Saint Margaret of Antioch in Pisidia c.304 AD
The reading is from Saint Matthew´s Gospel 25:1-13. This parable of the Kingdom, like those which precede and follow it, is about the suddenness of the arrival of the Kingdom in all its fullness. In his person and work, Jesus has shown signs of the Kingdom as people are healed, delivered, included, fed and taught. This Kingdom is to be revealed more fully in his suffering, death and resurrection but its coming in all its completeness will take place in due course. The parables all speak of a ‘delay’ in the coming of the King and the Kingdom. The parables are inimitably by Jesus and could not have been made up by the Church to account for a delay in the Parousia or Second Coming. This means that Jesus himself expected time to lapse between his ministry on earth and the final arrival of the Kingdom.
The setting of the parable is undoubtedly Palestinian and Middle Eastern. As Kenneth Bailey explains: the wedding banquet is to take place in the home of the groom. He, with his friends, has gone to fetch his bride so that the festivities can begin. The Syriac Peshitta, in keeping with this custom, has the girls going out to meet the bridegroom and the bride. The wedding procession would wind its way slowly through the town, or from one village to the next, stopping, no doubt, along the way to receive refreshment and people’s good wishes. In the meantime, the young girls, chosen to greet the bridal procession as it nears the groom’s home, have got bored and tired of waiting and have fallen asleep. We do not know if their lamps were lit as they waited and had to be replenished when the bridal party arrived or whether the place where they waited was already lit for the festivities and so their lamps did not need to be lit. In any case, when the shout goes up that the groom, with his bride, is approaching, they have either to replenish their lamps with oil or to light them afresh. It is then that half of the girls discover they have no oil left for the most important part of the evening. There is panic and they implore their better off friends to lend them some of their oil. Quite understandably, their prudent friends refuse in case they should not have enough for themselves and the procession is left without lights to welcome it. The improvident ones then go out, in the middle of the night, to the bazaar to see if someone will sell them the oil they need. By the time they return, the gate of the house is locked and bolted and the groom refuses to open it again for these late arrivals.
There is plenty here for allegorical speculation: the bridegroom is Christ and his bride is the Church (Eph 5:21-32) whom he is bringing to the wedding banquet (Rev 19:6-9).
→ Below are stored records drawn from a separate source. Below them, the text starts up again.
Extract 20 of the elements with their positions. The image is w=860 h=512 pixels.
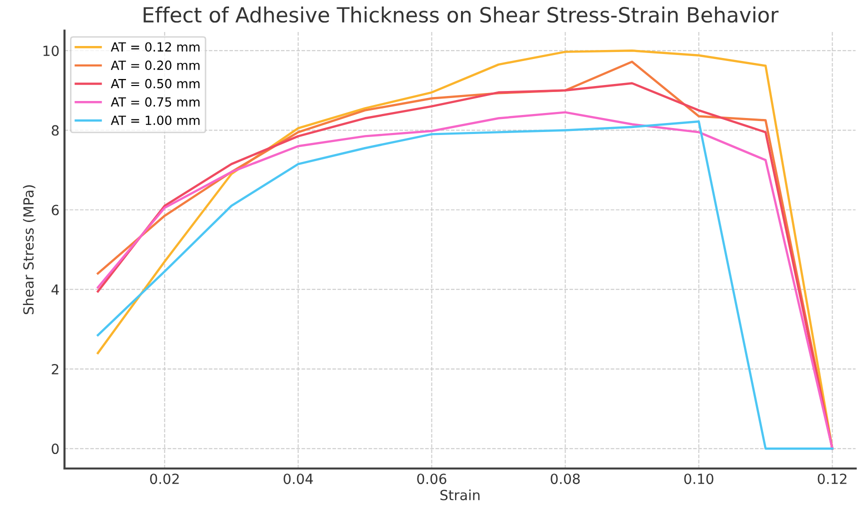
y-tick-label: 0	[52, 444, 59, 454]
y-tick-label: 4	[51, 284, 59, 295]
legend-label: AT = 0.75 mm	[110, 97, 200, 107]
x-tick-label: 0.02	[150, 474, 179, 484]
legend-label: AT = 0.20 mm	[110, 60, 200, 70]
x-axis-title: Strain	[440, 490, 480, 500]
legend-label: AT = 0.12 mm	[110, 42, 200, 52]
chart-title: Effect of Adhesive Thickness on Shear Stress-Strain Behavior	[144, 6, 779, 23]
legend-label: AT = 1.00 mm	[110, 116, 200, 126]
x-tick-label: 0.12	[818, 474, 846, 484]
y-tick-label: 6	[52, 204, 59, 216]
y-tick-label: 10	[43, 46, 59, 56]
y-tick-label: 2	[52, 364, 58, 374]
x-tick-label: 0.10	[684, 474, 714, 484]
x-tick-label: 0.04	[284, 474, 313, 484]
y-tick-label: 8	[52, 125, 59, 136]
x-tick-label: 0.06	[417, 474, 446, 484]
x-tick-label: 0.08	[550, 474, 580, 484]
legend-label: AT = 0.50 mm	[110, 78, 200, 88]
y-axis-title: Shear Stress (MPa)	[22, 185, 36, 314]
The ten young girls are members of the Church. They have all been invited to the banquet and supplied with lamps with which they can be lights in this world of darkness and danger but it is only the prudent ones who take care and are prepared for the work they have to do who gain entrance to the wedding feast. When the time of judgement comes, no one can bear another’s burden and each will all have to answer for him or herself (Gal 6:4,5).
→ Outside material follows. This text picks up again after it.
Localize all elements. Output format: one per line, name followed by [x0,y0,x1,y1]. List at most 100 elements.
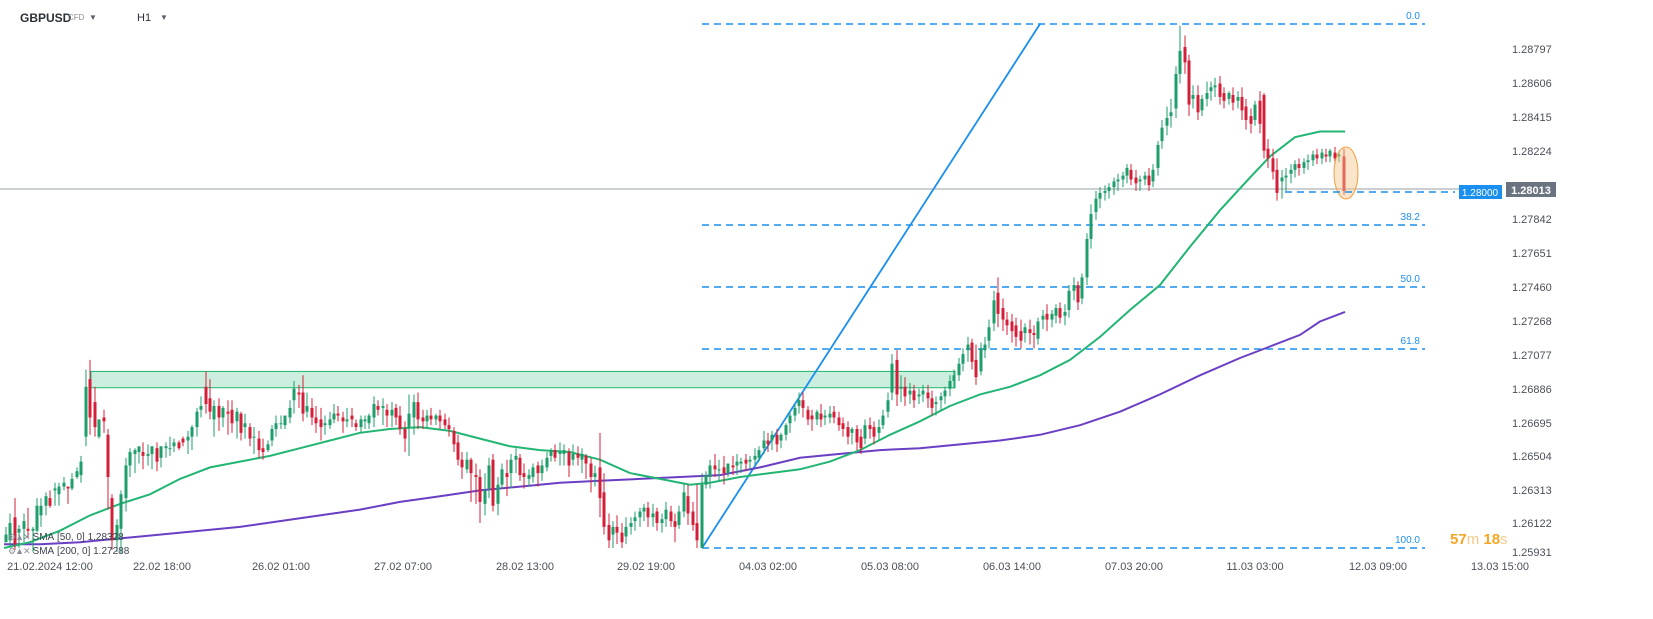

There is some usefulness in thinking about the parable in this way but we should not lose sight of the truth that the central point of it is the coming of the bridegroom and our readiness for such a coming and such a meeting. Will be found on the side of the prudent ones or the scatterbrained and neglectful? Will we go in to the opened gate of the new heaven and the new earth or will we be left out?
Very little is known of Margaret of Antioch but what we do know tells us that she was one of the wise virgins. Born to pagan parents but brought up by a Christian nurse, with whom she stayed after her parents rejected her because of the faith she had learnt from her nurse. When she spurned a highly placed Roman suitor, because she had dedicated her life to Christ, she was hauled up before the magistrates and told to make an offering to Caesar and the pagan gods. On her refusal, she was brutally tortured and at first they tried to burn her at the stake. When this did not work, they tried to drown her. Failing in this also, she was, at last, beheaded by the sword. She, certainly, gained entry to the wedding feast of the Lamb!
It is remarkable how many women martyrs there have been since the earliest times. They have been slave girls and matrons, shepherdesses (like Margaret) and scholars, women for every class and social background. Today also women are being imprisoned for their faith and kept in prison because they refuse to give it up: Asia Bibi in Pakistan, Mariam and Marjieh in Iran, Pastor Wang Yi’s wife in China. As we pray for them, we give thanks for their witness and pray for courage for ourselves that, when the time comes, we too may be like them.